El más inculto de los Siete Padres fundadores de Estados Unidos fue Washington, agrimensor, hacendado, militar y hombre de negocios. Al lado de Iturbide, nuestro emperador no sale tan mal parado. Pero Iturbide carecía de la experiencia «empresarial» de G. Washington.
 
VALE LA PENA ESTUDIAR
Mi conjetura: la ventaja inicial entre Estados Unidos y México fue el conocimiento. Su clase política era mucho más culta que nuestros «padres fundadores». Por ello, los norteamericanos dieron respuestas más inteligentes. El empuje de nuestro vecino obedece, en parte, a esa primera generación de políticos culta, emprendedora y con un mínimo de civilidad.
Claro que Estados Unidos también padeció rebeliones internas, guerras civiles y luchas por el poder. La Rebelión del whisky (1794) en Pennsylvania, que sofocó Washington, y la sangrienta Guerra de secesión (1861-1865), que costó más de medio millón de vidas, son tristes ejemplos. Sin embargo, durante los primeros años de vida independiente prevaleció un mínimo de civilidad.
Por el contrario, la historia de los países latinoamericanos es vergonzosa. Nuestras clases políticas eran incultas, poco emprendedoras, y cínicamente egoístas. La lucha por el poder, sin ningún tipo de recato, proliferó desde los primeros días de nuestras independencias.

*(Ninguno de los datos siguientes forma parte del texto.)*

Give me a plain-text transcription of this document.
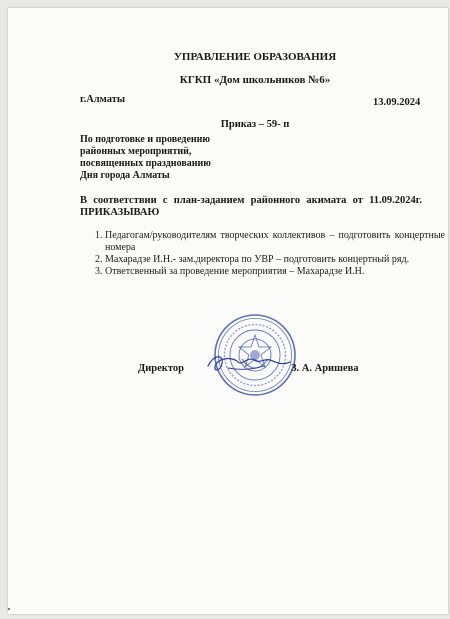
УПРАВЛЕНИЕ ОБРАЗОВАНИЯ
КГКП «Дом школьников №6»
г.Алматы	13.09.2024
Приказ – 59- п
По подготовке и проведению
районных мероприятий,
посвященных празднованию
Дня города Алматы
В соответствии с план-заданием районного акимата от 11.09.2024г. ПРИКАЗЫВАЮ
1. Педагогам/руководителям творческих коллективов – подготовить концертные номера
2. Махарадзе И.Н.- зам.директора по УВР – подготовить концертный ряд.
3. Ответсвенный за проведение мероприятия – Махарадзе И.Н.
Директор	З. А. Аришева
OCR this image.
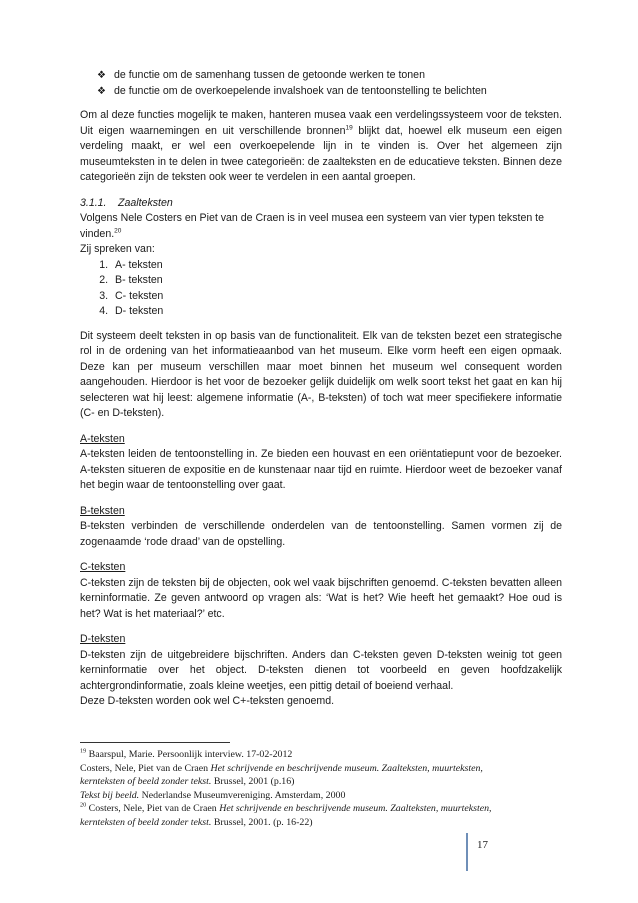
❖ de functie om de samenhang tussen de getoonde werken te tonen
❖ de functie om de overkoepelende invalshoek van de tentoonstelling te belichten

Om al deze functies mogelijk te maken, hanteren musea vaak een verdelingssysteem voor de teksten. Uit eigen waarnemingen en uit verschillende bronnen$^{19}$ blijkt dat, hoewel elk museum een eigen verdeling maakt, er wel een overkoepelende lijn in te vinden is. Over het algemeen zijn museumteksten in te delen in twee categorieën: de zaalteksten en de educatieve teksten. Binnen deze categorieën zijn de teksten ook weer te verdelen in een aantal groepen.

3.1.1. Zaalteksten
Volgens Nele Costers en Piet van de Craen is in veel musea een systeem van vier typen teksten te vinden.$^{20}$
Zij spreken van:
1. A- teksten
2. B- teksten
3. C- teksten
4. D- teksten

Dit systeem deelt teksten in op basis van de functionaliteit. Elk van de teksten bezet een strategische rol in de ordening van het informatieaanbod van het museum. Elke vorm heeft een eigen opmaak. Deze kan per museum verschillen maar moet binnen het museum wel consequent worden aangehouden. Hierdoor is het voor de bezoeker gelijk duidelijk om welk soort tekst het gaat en kan hij selecteren wat hij leest: algemene informatie (A-, B-teksten) of toch wat meer specifiekere informatie (C- en D-teksten).

A-teksten

A-teksten leiden de tentoonstelling in. Ze bieden een houvast en een oriëntatiepunt voor de bezoeker. A-teksten situeren de expositie en de kunstenaar naar tijd en ruimte. Hierdoor weet de bezoeker vanaf het begin waar de tentoonstelling over gaat.

B-teksten

B-teksten verbinden de verschillende onderdelen van de tentoonstelling. Samen vormen zij de zogenaamde ‘rode draad’ van de opstelling.

C-teksten

C-teksten zijn de teksten bij de objecten, ook wel vaak bijschriften genoemd. C-teksten bevatten alleen kerninformatie. Ze geven antwoord op vragen als: ‘Wat is het? Wie heeft het gemaakt? Hoe oud is het? Wat is het materiaal?’ etc.

D-teksten

D-teksten zijn de uitgebreidere bijschriften. Anders dan C-teksten geven D-teksten weinig tot geen kerninformatie over het object. D-teksten dienen tot voorbeeld en geven hoofdzakelijk achtergrondinformatie, zoals kleine weetjes, een pittig detail of boeiend verhaal.

Deze D-teksten worden ook wel C+-teksten genoemd.
$^{19}$ Baarspul, Marie. Persoonlijk interview. 17-02-2012
Costers, Nele, Piet van de Craen Het schrijvende en beschrijvende museum. Zaalteksten, muurteksten,
kernteksten of beeld zonder tekst. Brussel, 2001 (p.16)
Tekst bij beeld. Nederlandse Museumvereniging. Amsterdam, 2000
$^{20}$ Costers, Nele, Piet van de Craen Het schrijvende en beschrijvende museum. Zaalteksten, muurteksten,
kernteksten of beeld zonder tekst. Brussel, 2001. (p. 16-22)
17
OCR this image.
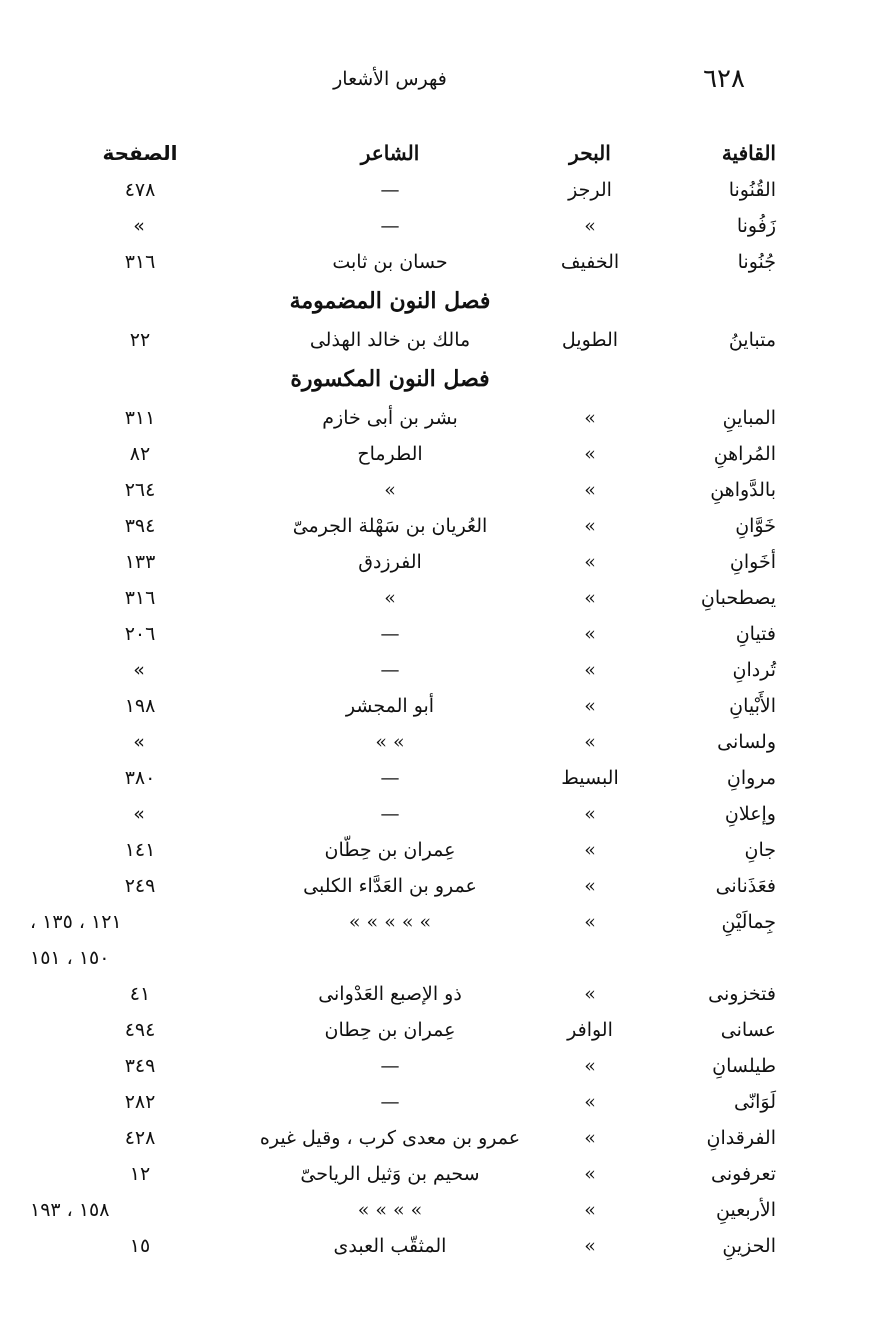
٦٢٨
فهرس الأشعار
القافية
البحر
الشاعر
الصفحة
القُنُونا
الرجز
—
٤٧٨
زَفُونا
»
—
»
جُنُونا
الخفيف
حسان بن ثابت
٣١٦
فصل النون المضمومة
متباينُ
الطويل
مالك بن خالد الهذلى
٢٢
فصل النون المكسورة
المباينِ
»
بشر بن أبى خازم
٣١١
المُراهنِ
»
الطرماح
٨٢
بالدَّواهنِ
»
»
٢٦٤
خَوَّانِ
»
العُريان بن سَهْلة الجرمىّ
٣٩٤
أخَوانِ
»
الفرزدق
١٣٣
يصطحبانِ
»
»
٣١٦
فتيانِ
»
—
٢٠٦
تُردانِ
»
—
»
الأَبْيانِ
»
أبو المجشر
١٩٨
ولسانى
»
» »
»
مروانِ
البسيط
—
٣٨٠
وإعلانِ
»
—
»
جانِ
»
عِمران بن حِطّان
١٤١
فعَذَنانى
»
عمرو بن العَدَّاء الكلبى
٢٤٩
جِمالَيْنِ
»
» » » » »
١٢١ ، ١٣٥ ،
١٥٠ ، ١٥١
فتخزونى
»
ذو الإصبع العَدْوانى
٤١
عسانى
الوافر
عِمران بن حِطان
٤٩٤
طيلسانِ
»
—
٣٤٩
لَوَانّى
»
—
٢٨٢
الفرقدانِ
»
عمرو بن معدى كرب ، وقيل غيره
٤٢٨
تعرفونى
»
سحيم بن وَثيل الرياحىّ
١٢
الأربعينِ
»
» » » »
١٥٨ ، ١٩٣
الحزينِ
»
المثقّب العبدى
١٥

Del Virreinato de la Nueva España, que iba desde Oregon hasta Nicaragua no quedaron sino retazos. El siglo XXI tampoco se muestra halagüeño. La pobreza y la injusticia, la incivilidad y el cinismo se desbordan en América Latina. Algo hemos hecho mal.
Buenos Aires luce destartalada, pero México está ensangrentado. Entre mis conocidos, ya van doce muertos por la violencia. No sé qué podemos hacer para salir adelante. Como lo he dicho, hago lo que puedo: escribir, criticar, aguantar críticas, pagar mis impuestos, cumplir con las leyes, estudiar para dar clases, y manifestar mi solidaridad con las víctimas de nuestra falta de civilidad.  Pero sé que no es suficiente.
Supongo que los extranjeros que visitan México, se referirán a nuestro país en términos tan críticos como lo míos respecto a Argentina. ¿Y les digo algo? No están del todo equivocados.